Quase tão surpreendente quanto as medidas anunciadas por Mursi foi a primeira reação dos militares. Um comunicado considerou normal a troca de comando “porque se trata de uma transferência de responsabilidade para uma nova geração de egípcios que protegerá o país”. A respeito da perda dos poderes legislativos, as Forças Armadas pediram que “todos os que achavam que as tropas pretendiam ficar no poder revisem suas posturas”. Se a resposta foi sincera, em vez de um jogo de palavras com o objetivo de ganhar tempo para um contra-ataque, o Egito pode, finalmente, rumar para a estabilização política. As Forças Armadas nunca esconderam sua antipatia pela Irmandade Muçulmana, que o governo de Mubarak colocou na clandestinidade, mas que ressurgiu para vencer as eleições parlamentares e presidencial.
Com o Parlamento dissolvido e a necessidade de novas eleições para o Legislativo – que ainda terá a missão de redigir uma Constituição para o país –, Mursi passa a ter um poder quase absoluto, por enquanto; os militares, no mesmo comunicado em que se submeteram às ordens presidenciais, também lembraram que “muitos mostraram seu receio ante a concentração de poder que o presidente passa a ter”. No entanto, essa situação foi criada justamente pelas Forças Armadas e pela Corte Constitucional egípcias. Se, em vez de dissolver inteiramente o Parlamento, a decisão houvesse removido apenas aqueles candidatos que teriam sido irregularmente eleitos, ainda haveria um Poder Legislativo independente em funcionamento, mesmo que com apenas parte de sua composição total, e a população teria de ir às urnas apenas para repor os parlamentares cassados.

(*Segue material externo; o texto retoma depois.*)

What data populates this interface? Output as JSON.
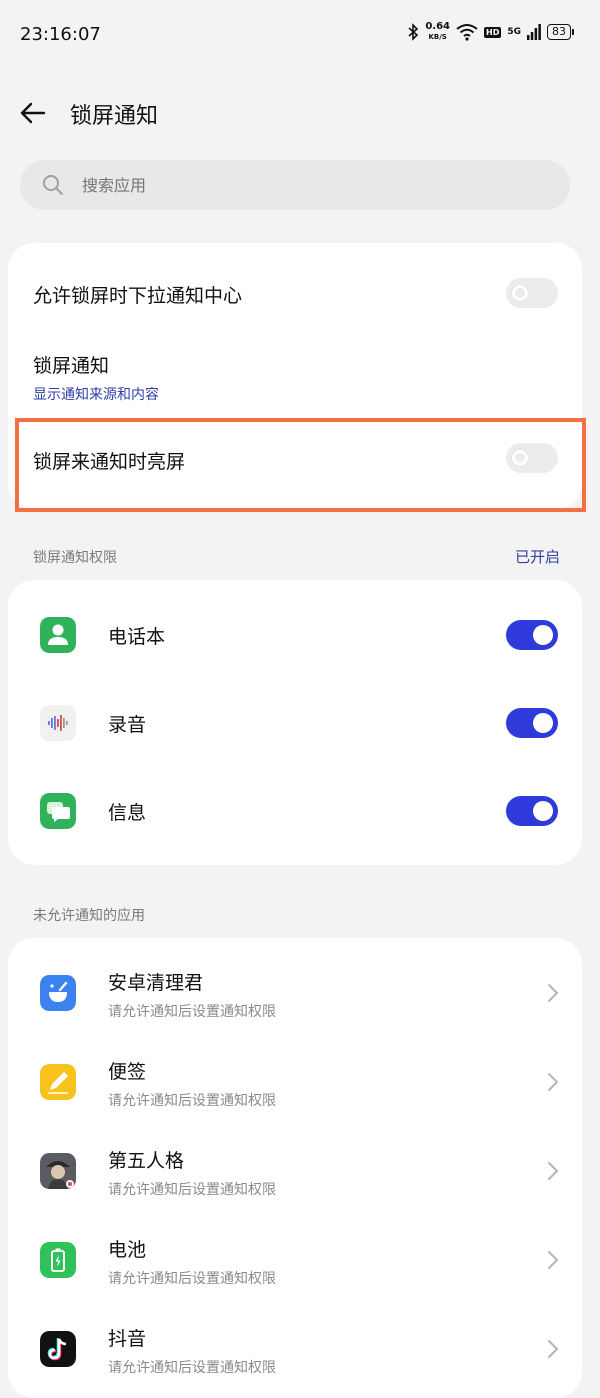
{
  "status_bar": {
    "time": "23:16:07",
    "net_speed_value": "0.64",
    "net_speed_unit": "KB/S",
    "hd_label": "HD",
    "signal_label": "5G",
    "battery_level": "83"
  },
  "header": {
    "title": "锁屏通知"
  },
  "search": {
    "placeholder": "搜索应用"
  },
  "settings": {
    "pull_down": {
      "label": "允许锁屏时下拉通知中心",
      "enabled": false
    },
    "lock_notification": {
      "label": "锁屏通知",
      "value": "显示通知来源和内容"
    },
    "wake_screen": {
      "label": "锁屏来通知时亮屏",
      "enabled": false
    }
  },
  "permissions_section": {
    "label": "锁屏通知权限",
    "status": "已开启",
    "apps": [
      {
        "name": "电话本",
        "icon": "phonebook-icon",
        "enabled": true
      },
      {
        "name": "录音",
        "icon": "recorder-icon",
        "enabled": true
      },
      {
        "name": "信息",
        "icon": "messages-icon",
        "enabled": true
      }
    ]
  },
  "disallowed_section": {
    "label": "未允许通知的应用",
    "apps": [
      {
        "name": "安卓清理君",
        "sub": "请允许通知后设置通知权限",
        "icon": "cleaner-icon"
      },
      {
        "name": "便签",
        "sub": "请允许通知后设置通知权限",
        "icon": "notes-icon"
      },
      {
        "name": "第五人格",
        "sub": "请允许通知后设置通知权限",
        "icon": "identity-v-icon"
      },
      {
        "name": "电池",
        "sub": "请允许通知后设置通知权限",
        "icon": "battery-app-icon"
      },
      {
        "name": "抖音",
        "sub": "请允许通知后设置通知权限",
        "icon": "douyin-icon"
      }
    ]
  },
  "colors": {
    "accent": "#2f3adb",
    "link": "#2f3ea8",
    "highlight": "#f47043"
  }
}
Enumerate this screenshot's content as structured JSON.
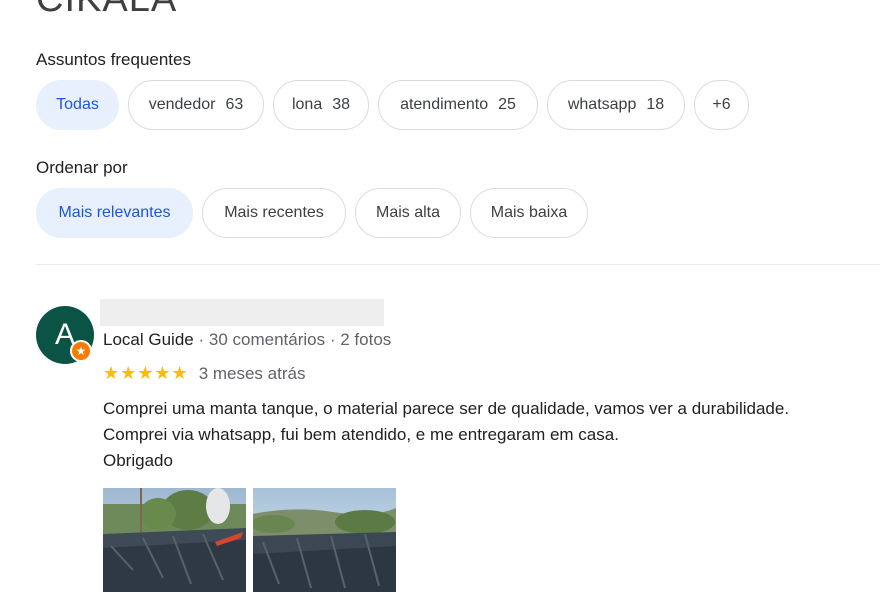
{
  "business": {
    "title": "CIKALA"
  },
  "topics": {
    "label": "Assuntos frequentes",
    "chips": [
      {
        "label": "Todas",
        "count": ""
      },
      {
        "label": "vendedor",
        "count": "63"
      },
      {
        "label": "lona",
        "count": "38"
      },
      {
        "label": "atendimento",
        "count": "25"
      },
      {
        "label": "whatsapp",
        "count": "18"
      },
      {
        "label": "+6",
        "count": ""
      }
    ]
  },
  "sort": {
    "label": "Ordenar por",
    "options": [
      "Mais relevantes",
      "Mais recentes",
      "Mais alta",
      "Mais baixa"
    ]
  },
  "review": {
    "avatar_letter": "A",
    "reviewer_type": "Local Guide",
    "comments": "30 comentários",
    "photos": "2 fotos",
    "separator": "·",
    "stars": "★★★★★",
    "rating": 5,
    "date": "3 meses atrás",
    "lines": [
      "Comprei uma manta tanque, o material parece ser de qualidade, vamos ver a durabilidade.",
      "Comprei via whatsapp, fui bem atendido, e me entregaram em casa.",
      "Obrigado"
    ]
  },
  "colors": {
    "selected_chip_bg": "#e8f0fe",
    "selected_chip_text": "#1a57d6",
    "star": "#fbbc04",
    "avatar": "#0b5345",
    "local_guide_badge": "#f57c00"
  }
}
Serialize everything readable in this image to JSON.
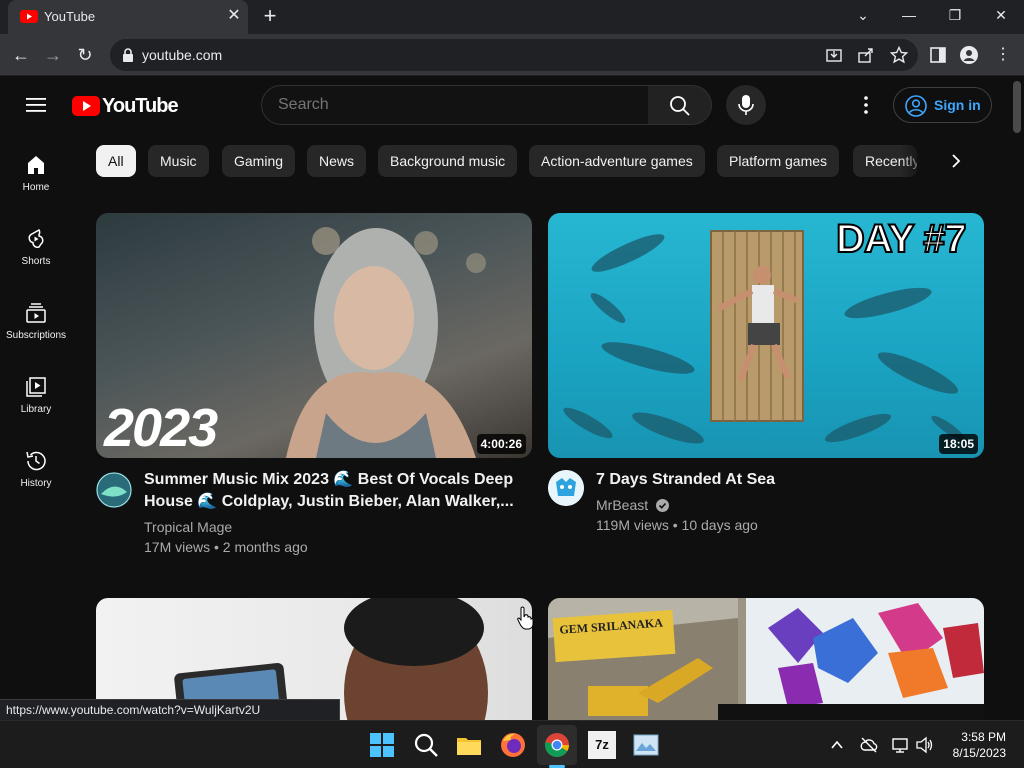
{
  "browser": {
    "tab_title": "YouTube",
    "url": "youtube.com",
    "status_url": "https://www.youtube.com/watch?v=WuljKartv2U"
  },
  "masthead": {
    "logo_text": "YouTube",
    "search_placeholder": "Search",
    "signin_label": "Sign in"
  },
  "sidebar": {
    "items": [
      {
        "label": "Home"
      },
      {
        "label": "Shorts"
      },
      {
        "label": "Subscriptions"
      },
      {
        "label": "Library"
      },
      {
        "label": "History"
      }
    ]
  },
  "chips": [
    "All",
    "Music",
    "Gaming",
    "News",
    "Background music",
    "Action-adventure games",
    "Platform games",
    "Recently"
  ],
  "videos": [
    {
      "thumb_text": "2023",
      "duration": "4:00:26",
      "title_line1": "Summer Music Mix 2023 🌊 Best Of Vocals Deep",
      "title_line2": "House 🌊 Coldplay, Justin Bieber, Alan Walker,...",
      "channel": "Tropical Mage",
      "stats": "17M views • 2 months ago"
    },
    {
      "thumb_text": "DAY #7",
      "duration": "18:05",
      "title_line1": "7 Days Stranded At Sea",
      "channel": "MrBeast",
      "stats": "119M views • 10 days ago"
    },
    {
      "thumb_text": ""
    },
    {
      "thumb_text": "GEM SRILANAKA"
    }
  ],
  "taskbar": {
    "time": "3:58 PM",
    "date": "8/15/2023"
  }
}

De todos os países em que a Primavera Árabe já levou à queda de governos ditatoriais, o Egito é o mais importante, não apenas por sua relevância dentro do mundo islâmico, mas também por suas relações com Israel – os dois países tiveram uma convivência pacífica durante a era Mubarak, mas a ascensão dos islamitas vem colocando um ponto de interrogação no governo israelense. Por isso, a normalização das instituições é essencial. Do Exército, espera-se que realmente cumpra as palavras do comunicado em que acata a decisão presidencial; quanto a Mursi, é preciso que ele acelere a implantação de um novo Parlamento e também faça valer sua promessa de um governo guiado mais pela ordem democrática que pelo fundamentalismo islâmico.